Over the past few years, Omotesando has become Japan's home of modern high-end fashion, with many designer labels setting up stores along the lavish and spacious boulevards that line the area. The second biggest upscale shopping neighborhood after Ginza, Omotesando differs from Ginza by focusing on more contemporary names like Maison Margiela, H&M, and MVRDV over classics like Dior and Prada (although both have locations in the area). Head to the iconic Omotesando Hills mall for seven floors of high-end fashion.
Physically and aesthetically between Harajuku and Omotesando lies Cat Street. A little more upmarket than Takeshita Street's offerings and less expensive than Omotesando, this popular local shopping destination is filled with some of the best variety of stores and cafes in Tokyo.

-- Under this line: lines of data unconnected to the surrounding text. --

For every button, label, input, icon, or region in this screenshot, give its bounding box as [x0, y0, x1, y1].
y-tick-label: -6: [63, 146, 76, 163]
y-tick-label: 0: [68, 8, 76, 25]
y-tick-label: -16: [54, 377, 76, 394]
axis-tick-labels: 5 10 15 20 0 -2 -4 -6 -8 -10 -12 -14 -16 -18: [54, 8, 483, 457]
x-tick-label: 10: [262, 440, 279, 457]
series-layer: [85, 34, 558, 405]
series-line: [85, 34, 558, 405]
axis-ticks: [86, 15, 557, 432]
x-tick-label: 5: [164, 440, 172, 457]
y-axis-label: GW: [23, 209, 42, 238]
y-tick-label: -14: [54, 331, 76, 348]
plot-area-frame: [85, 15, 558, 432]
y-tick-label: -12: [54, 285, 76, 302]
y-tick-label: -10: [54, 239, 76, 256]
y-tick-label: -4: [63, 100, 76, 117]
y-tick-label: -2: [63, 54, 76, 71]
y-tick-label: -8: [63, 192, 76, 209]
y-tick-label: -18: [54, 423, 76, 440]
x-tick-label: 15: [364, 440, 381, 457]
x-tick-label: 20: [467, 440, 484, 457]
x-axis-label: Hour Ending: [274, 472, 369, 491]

In addition to high-end upscale shopping and cutting-edge trends, the corners of these two neighborhoods are filled with rich history. Harajuku is home to Meiji Jingu Shrine , one of the city's most famous and well-trodden spiritual sites, and one of the area's largest green spaces. Originally completed in 1920, the shrine was destroyed during the Second World War, but was rebuilt not long after.
Omotesando is the front approach leading to Meiji Shrine , with the Japanese "omote" meaning "front" and "sando" meaning "approach."
If there's one thing that connects the Omotesando and Harajuku areas, it's a love of art. Both neighborhoods are filled with mainstream and independent galleries displaying works from both local and international artists.